A casa de Bonecas

O sol há muito tempo já nascera, mas na casa do doutor Percival as cortinas ainda estavam fechadas deixando o quarto em quase completa escuridão. Tudo que se via no aposento eram silhuetas escuras de móveis bruxuleando à luz da velha lamparina a gás.

Era um quarto simples. Uma cama de solteiro, um guarda-roupa pequeno e uma prateleira repleta de livros científicos tanto didáticos como literários. No chão havia um tapete duro, puído cor de terra que cobria todo o piso do quarto. No centro, defronte a cama havia uma mesa de madeira de não mais de 1 metro de altura. Sobre esta, havia uma casinha de bonecas de 50 centímetros de altura ao qual o doutor Percival estava inclinado com um olho na diminuta janela de um dos muitos quartos da casinha.

Quando Sabrina acordou, assustou-se com o enorme olho a observá-la da janela do quarto. Era castanho escuro, e na parte branca filamentos avermelhados corriam até a íris. Pelo jeito o doutor Percival não dormira naquela noite. Sabrina teve ímpeto de atirar-lhe uma das almofadas, mas desistiu da ideia ao se lembrar do castigo que recebeu quando fizera isso da última vez. Que observasse... Não havia nada que ele não tinha visto mesmo durante aqueles cinco anos. Os cinco longos anos em que viveu prisioneira do maluco doutor. Atualmente não podia reclamar. Sua vida melhorara muito. O terror e o pânico de ser mantida presa contra sua vontade há muito tempo se fora. Agora tudo que lhe restava de sentimento era uma ínfima esperança de escapar. Escapar para onde ele não pudesse encontrá-la. Entretanto, não seria fácil. Suas tentativas ao longo dos anos não tinham dado em nada. O doutor não baixava a guarda. Nem mesmo quando ela tentara seduzi-lo. A mente insana dele parecia somente sentir prazer em mantê-la presa e nada mais.

Sabrina saiu debaixo dos lençóis não dando importância para sua nudez e fechou as cortinas da janela. Como esperava; segundos depois o grande olho enrugado apareceu na outra janela. Ela suspirou cansada e caminhou até o boxe que ficava no quarto. Era incrível como ele fizera parecer real. A ducha, a pia e vaso. A água – graças a Deus – era quente. Perguntou-se – e não pela primeira vez – para onde iam os dejetos do vaso. Pelo menos ali ela tinha privacidade. O boxe ficava no centro do quarto e não havia janelas por onde o velho doutor pudesse espiá-la. Sabrina passava quase uma hora no boxe toda manhã. Ali era seu porto seguro. O lugar longe dele que pudesse pensar. Entretanto, não podia abusar. Uma vez ao se demorar mais de uma hora sentiu a casa toda tremer. O Brasil não era um país de terremotos, mas ela achou que fosse assim que acontecia quando ocorria. O velho doutor Percival parecia um meninão crescido que se impacientava quando seus brinquedos ficavam inertes.

Do lado de fora da casinha, Percival tinha saído do quarto e descido até a cozinha. Precisava de café. Já tinha memorizado o tempo que Sabrina levava. Daria tempo para tomar um café e voltar ao quarto. Sentia-se feliz. Muito feliz. Das cinco mulheres que ele tentara o experimento, Sabrina foi a que melhor se adequou.

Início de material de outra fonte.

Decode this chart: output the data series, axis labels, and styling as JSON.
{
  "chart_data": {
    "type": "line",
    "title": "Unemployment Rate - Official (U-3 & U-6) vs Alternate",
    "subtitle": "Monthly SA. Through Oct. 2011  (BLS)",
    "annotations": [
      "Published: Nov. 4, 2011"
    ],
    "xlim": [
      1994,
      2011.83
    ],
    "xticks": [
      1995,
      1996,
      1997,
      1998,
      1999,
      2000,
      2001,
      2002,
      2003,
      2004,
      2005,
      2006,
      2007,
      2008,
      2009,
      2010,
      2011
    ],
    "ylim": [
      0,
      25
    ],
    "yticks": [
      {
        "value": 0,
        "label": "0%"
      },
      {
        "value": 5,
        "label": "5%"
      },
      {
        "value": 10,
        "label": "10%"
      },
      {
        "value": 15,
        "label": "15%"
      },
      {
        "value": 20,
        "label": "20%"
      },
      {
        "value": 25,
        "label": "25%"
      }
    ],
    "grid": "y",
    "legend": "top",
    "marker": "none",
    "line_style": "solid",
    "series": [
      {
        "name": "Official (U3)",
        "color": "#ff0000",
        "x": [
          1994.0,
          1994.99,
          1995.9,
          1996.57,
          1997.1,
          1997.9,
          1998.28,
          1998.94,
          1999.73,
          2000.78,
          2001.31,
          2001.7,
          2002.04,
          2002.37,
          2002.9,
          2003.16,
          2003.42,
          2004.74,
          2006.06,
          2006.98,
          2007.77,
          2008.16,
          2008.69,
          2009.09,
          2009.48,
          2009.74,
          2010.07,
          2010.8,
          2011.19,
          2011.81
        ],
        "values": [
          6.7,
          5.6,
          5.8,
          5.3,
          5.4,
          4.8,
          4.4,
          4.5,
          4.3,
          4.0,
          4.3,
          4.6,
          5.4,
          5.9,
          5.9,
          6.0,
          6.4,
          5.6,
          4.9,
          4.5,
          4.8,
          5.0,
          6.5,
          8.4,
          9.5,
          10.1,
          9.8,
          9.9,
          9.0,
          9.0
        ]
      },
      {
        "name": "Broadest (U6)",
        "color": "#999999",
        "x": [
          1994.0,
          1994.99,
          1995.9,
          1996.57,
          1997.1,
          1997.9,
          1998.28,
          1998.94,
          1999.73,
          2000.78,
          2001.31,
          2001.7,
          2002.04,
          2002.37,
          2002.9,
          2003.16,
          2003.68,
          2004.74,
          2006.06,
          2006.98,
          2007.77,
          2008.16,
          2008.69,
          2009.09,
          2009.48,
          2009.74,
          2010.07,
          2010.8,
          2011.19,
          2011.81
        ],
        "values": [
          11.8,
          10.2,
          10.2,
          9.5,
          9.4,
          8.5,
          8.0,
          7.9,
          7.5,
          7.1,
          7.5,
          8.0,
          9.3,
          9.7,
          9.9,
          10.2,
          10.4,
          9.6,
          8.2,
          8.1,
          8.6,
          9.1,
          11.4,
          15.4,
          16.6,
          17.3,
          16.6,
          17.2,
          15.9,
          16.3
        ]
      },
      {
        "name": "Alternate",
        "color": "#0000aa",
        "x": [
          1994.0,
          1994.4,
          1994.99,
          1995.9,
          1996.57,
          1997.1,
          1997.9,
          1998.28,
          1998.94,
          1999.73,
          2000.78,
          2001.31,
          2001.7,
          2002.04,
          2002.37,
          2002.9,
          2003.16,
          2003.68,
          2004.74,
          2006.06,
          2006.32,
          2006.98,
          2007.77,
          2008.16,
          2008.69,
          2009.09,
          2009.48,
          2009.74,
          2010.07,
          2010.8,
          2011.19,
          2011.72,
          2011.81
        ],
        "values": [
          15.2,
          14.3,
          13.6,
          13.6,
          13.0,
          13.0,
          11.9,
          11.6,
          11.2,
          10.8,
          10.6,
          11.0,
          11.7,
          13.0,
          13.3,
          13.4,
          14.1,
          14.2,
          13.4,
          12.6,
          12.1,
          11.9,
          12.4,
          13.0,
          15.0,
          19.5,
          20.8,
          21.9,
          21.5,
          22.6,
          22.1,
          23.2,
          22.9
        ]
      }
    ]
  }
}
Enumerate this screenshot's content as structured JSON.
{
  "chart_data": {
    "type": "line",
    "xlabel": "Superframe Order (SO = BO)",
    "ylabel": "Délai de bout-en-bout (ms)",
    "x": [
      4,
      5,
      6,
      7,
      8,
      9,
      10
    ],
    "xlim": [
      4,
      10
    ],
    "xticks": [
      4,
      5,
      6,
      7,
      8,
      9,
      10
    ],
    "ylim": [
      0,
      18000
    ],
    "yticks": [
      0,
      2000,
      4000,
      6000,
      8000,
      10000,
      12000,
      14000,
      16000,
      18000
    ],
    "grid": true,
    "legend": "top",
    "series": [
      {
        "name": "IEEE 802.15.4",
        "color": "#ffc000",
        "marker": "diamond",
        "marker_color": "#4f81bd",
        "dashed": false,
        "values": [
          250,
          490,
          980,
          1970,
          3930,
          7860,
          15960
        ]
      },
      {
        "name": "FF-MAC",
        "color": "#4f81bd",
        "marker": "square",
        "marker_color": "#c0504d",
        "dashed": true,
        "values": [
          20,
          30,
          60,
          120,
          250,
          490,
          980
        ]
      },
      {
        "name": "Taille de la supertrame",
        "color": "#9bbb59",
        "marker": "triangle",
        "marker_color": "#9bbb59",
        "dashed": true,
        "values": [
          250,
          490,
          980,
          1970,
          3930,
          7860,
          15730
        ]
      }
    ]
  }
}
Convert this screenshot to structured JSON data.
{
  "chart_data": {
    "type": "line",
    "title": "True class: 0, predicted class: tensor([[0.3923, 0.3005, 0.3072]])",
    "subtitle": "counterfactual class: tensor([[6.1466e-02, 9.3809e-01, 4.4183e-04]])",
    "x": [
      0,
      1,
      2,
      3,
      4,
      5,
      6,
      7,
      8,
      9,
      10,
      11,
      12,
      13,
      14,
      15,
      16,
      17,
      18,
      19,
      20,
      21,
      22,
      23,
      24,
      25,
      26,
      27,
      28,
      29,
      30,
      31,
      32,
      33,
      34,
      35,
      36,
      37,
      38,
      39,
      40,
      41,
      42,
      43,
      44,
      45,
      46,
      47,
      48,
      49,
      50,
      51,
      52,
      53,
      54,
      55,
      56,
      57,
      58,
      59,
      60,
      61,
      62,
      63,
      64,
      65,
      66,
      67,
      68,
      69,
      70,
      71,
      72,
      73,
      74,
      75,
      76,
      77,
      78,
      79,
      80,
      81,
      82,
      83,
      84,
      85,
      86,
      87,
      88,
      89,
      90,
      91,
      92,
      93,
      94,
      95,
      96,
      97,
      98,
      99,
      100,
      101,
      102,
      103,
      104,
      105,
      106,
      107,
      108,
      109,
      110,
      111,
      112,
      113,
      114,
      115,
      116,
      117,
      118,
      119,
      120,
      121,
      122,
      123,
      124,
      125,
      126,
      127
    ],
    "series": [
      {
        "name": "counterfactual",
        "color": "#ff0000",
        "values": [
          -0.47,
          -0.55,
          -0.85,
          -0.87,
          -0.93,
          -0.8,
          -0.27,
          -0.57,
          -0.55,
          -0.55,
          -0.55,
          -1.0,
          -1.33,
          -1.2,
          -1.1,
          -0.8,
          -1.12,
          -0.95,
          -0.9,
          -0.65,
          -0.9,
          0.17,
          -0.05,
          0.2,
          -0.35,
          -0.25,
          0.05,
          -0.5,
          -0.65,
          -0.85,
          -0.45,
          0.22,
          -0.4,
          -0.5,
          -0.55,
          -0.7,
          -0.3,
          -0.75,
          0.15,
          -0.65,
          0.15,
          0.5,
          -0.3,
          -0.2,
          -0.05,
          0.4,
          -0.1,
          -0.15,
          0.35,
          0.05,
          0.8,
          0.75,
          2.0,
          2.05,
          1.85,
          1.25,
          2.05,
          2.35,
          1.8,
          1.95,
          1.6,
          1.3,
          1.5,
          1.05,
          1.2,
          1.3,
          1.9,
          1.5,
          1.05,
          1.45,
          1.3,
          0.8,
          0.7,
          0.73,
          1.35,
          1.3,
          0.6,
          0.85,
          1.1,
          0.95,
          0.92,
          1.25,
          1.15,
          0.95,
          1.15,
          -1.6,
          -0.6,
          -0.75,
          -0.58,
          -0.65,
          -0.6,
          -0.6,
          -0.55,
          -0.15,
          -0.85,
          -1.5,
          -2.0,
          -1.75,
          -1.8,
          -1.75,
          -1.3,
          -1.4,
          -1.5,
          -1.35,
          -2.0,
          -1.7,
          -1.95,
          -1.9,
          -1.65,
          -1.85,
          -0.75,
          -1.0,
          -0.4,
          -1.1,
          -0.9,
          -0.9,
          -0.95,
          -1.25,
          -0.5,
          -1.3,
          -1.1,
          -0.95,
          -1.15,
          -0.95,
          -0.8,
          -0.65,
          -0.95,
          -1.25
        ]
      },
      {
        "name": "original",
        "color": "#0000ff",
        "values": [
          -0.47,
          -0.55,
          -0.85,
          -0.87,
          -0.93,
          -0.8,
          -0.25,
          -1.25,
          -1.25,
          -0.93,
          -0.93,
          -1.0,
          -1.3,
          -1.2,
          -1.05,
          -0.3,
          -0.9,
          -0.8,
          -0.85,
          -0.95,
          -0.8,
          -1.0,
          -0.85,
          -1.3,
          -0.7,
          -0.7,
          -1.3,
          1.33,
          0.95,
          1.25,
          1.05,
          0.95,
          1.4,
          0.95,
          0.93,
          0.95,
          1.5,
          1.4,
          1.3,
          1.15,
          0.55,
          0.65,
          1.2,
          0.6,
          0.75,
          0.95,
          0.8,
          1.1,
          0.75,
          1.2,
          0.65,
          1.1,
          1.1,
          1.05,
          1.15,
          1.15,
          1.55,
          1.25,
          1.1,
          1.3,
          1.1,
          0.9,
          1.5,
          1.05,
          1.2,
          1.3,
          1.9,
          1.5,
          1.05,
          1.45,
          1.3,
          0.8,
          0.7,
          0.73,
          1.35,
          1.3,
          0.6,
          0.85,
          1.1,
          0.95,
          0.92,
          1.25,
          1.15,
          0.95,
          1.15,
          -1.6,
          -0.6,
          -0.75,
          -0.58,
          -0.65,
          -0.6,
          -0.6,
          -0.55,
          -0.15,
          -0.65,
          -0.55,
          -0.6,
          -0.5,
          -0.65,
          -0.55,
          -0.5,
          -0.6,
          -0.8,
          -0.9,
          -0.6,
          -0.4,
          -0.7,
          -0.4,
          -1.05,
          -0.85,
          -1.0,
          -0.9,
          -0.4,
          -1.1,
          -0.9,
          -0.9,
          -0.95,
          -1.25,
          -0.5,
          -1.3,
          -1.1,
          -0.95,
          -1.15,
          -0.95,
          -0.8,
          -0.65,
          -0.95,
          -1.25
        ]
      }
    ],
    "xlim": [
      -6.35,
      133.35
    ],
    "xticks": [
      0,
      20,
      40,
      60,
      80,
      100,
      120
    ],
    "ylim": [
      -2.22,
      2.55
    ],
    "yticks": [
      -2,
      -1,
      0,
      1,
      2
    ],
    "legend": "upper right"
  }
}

A rebeldia e resistência no início eram naturais e agora até conseguiam manter uma conversa por um longo tempo. E daí se essas conversas na maioria das vezes terminavam com ela implorando para que ele a soltasse?

Percival bebericava da caneca sentado a mesa quando ouviu a campainha. Tratou logo de preparar o café. Usava uma pinça para despejar o líquido em um pequeno recipiente e cortar o pão em um pedaço que ela pudesse comer. Colocava tudo em um caixa de fósforos e levava para o quarto.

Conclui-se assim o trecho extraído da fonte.